Es wurde auch nirgendwo behauptet das dieses Video auch nur irgend etwas beweißen soll!

Es gibt eigentlich auch nur 2 Möglichkeiten:

Entweder wirklich ein Polizist, was ihnen mitlerweile ja wirklich zuzutrauen wäre

oder eben mal wieder irgend eine vollidiot, die es lustig finden wenn demos eskalieren

in beiden fällen sehr uncool!


----------



## derP4computer (10. Oktober 2010)

Ja die Pozilei macht so etwas, wenn es darum geht Interessen durchzusetzen, auch von höheren Beamten aus, quasi offiziel. 
Ja ich kann auch verstehen das Stuttgart den Anschluß im Europa Hochgeschwindigkeits Zug Tempo nicht verpassen will. 
Erzähl das mal einem Flensburger, der schüttelt den Kopf und geht weiter.


----------



## Nobody 2.0 (10. Oktober 2010)

Ist ja auch eine seriöse und Parteilose seite wo das her kommt.....


----------



## windows (11. Oktober 2010)

ole88 schrieb:


> ...


Die Seite die du angibt ist klar gegen Stuttgart 21, die kann man nicht unabhängig nennen.

Ich finde es auch völlig inakzeptabel, wenn gegen Schüler und Rentner Wasserwerfer eingesetzt werden, aber es sind eben wirklich nicht nur Kastanien in die Polizei geflogen.
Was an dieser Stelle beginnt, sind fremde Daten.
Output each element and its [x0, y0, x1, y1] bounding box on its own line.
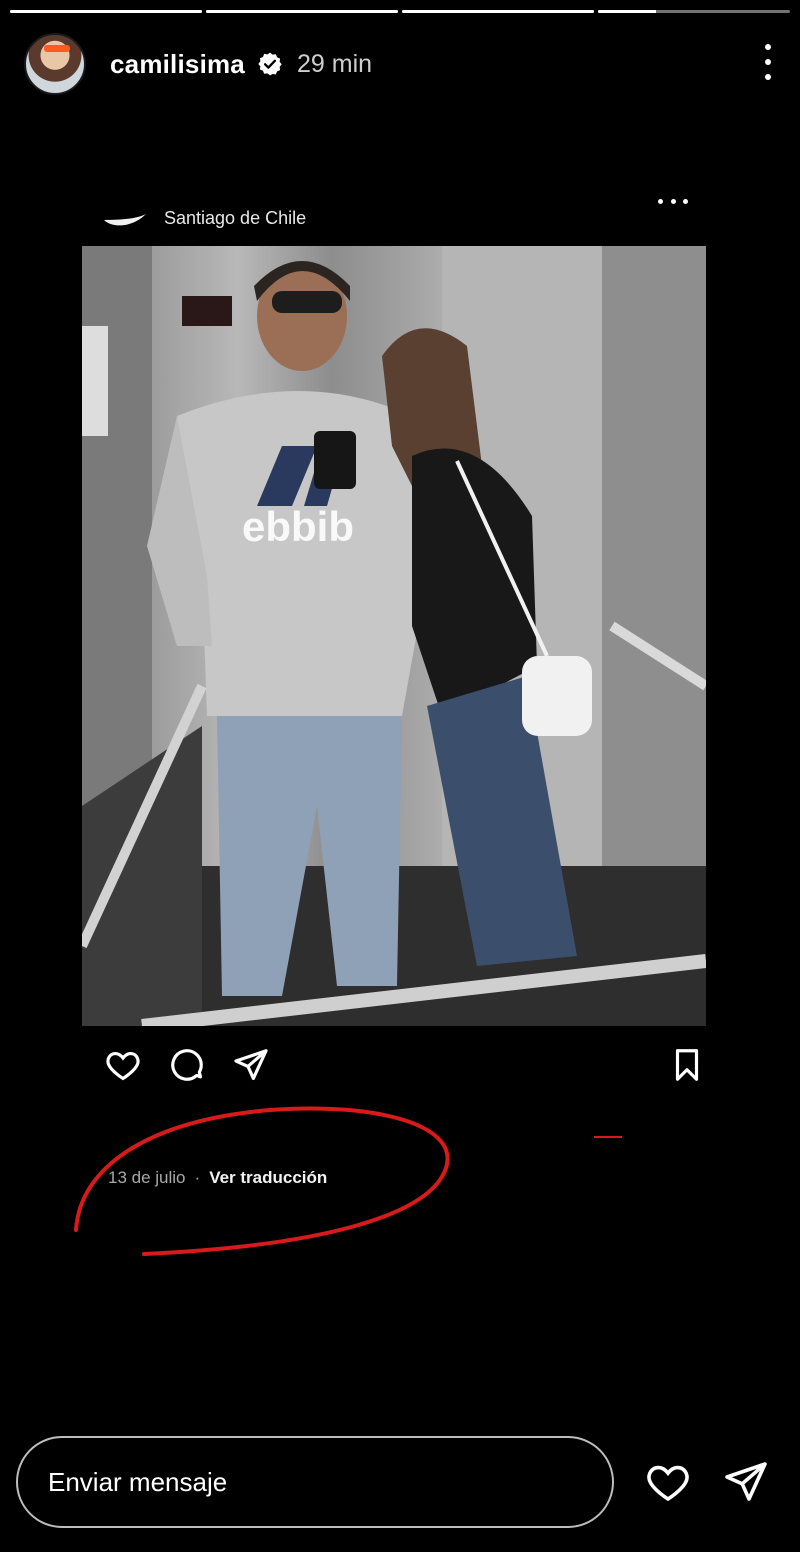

Ich weiß auch das mehrere Demonstranten Knochenbrüche hatten, aber leider nimmt die Gewalt gegen Polizei bei Demos generell zu.

Davon abgesehen finde ich die meisten Argumente der Stuttgart 21 Gegner falsch. Da wird über den Boden diskutiert, aber seit Jahren benutzen sie die U-Bahn.


----------



## ole88 (11. Oktober 2010)

ja sry aber gegen st21 is nur nachvollziehbar es ist das schlimmste bauprojekt was es zur zeit gibt, ja der boden wird großflächig benutzt beim bahnhof bei der ubahn nur kleinstes stück an fläche von daher ist es nicht schlimm und der autobahn tunnel wird alle paar wochen repariert wegen dem gestein von daher

und diese meldung kannste überall nachlesen diese seite ist halt übersichtlicher was das thema angeht, sry aber das bauprojekt und wie gegen die menschen vorgegangen wird ist das letzte


----------



## ruyven_macaran (11. Oktober 2010)

Weitere Aussagen wie


> Wie bereits bei vielen anderen Demos (Heiligendamm, Staatstreffen der Länder) gibt es von der Polizei die verdeckten Provokateure die gezielt die leute anstacheln.


oder


> Ja die Pozilei macht so etwas, wenn es darum geht Interessen durchzusetzen, auch von höheren Beamten aus, quasi offiziel.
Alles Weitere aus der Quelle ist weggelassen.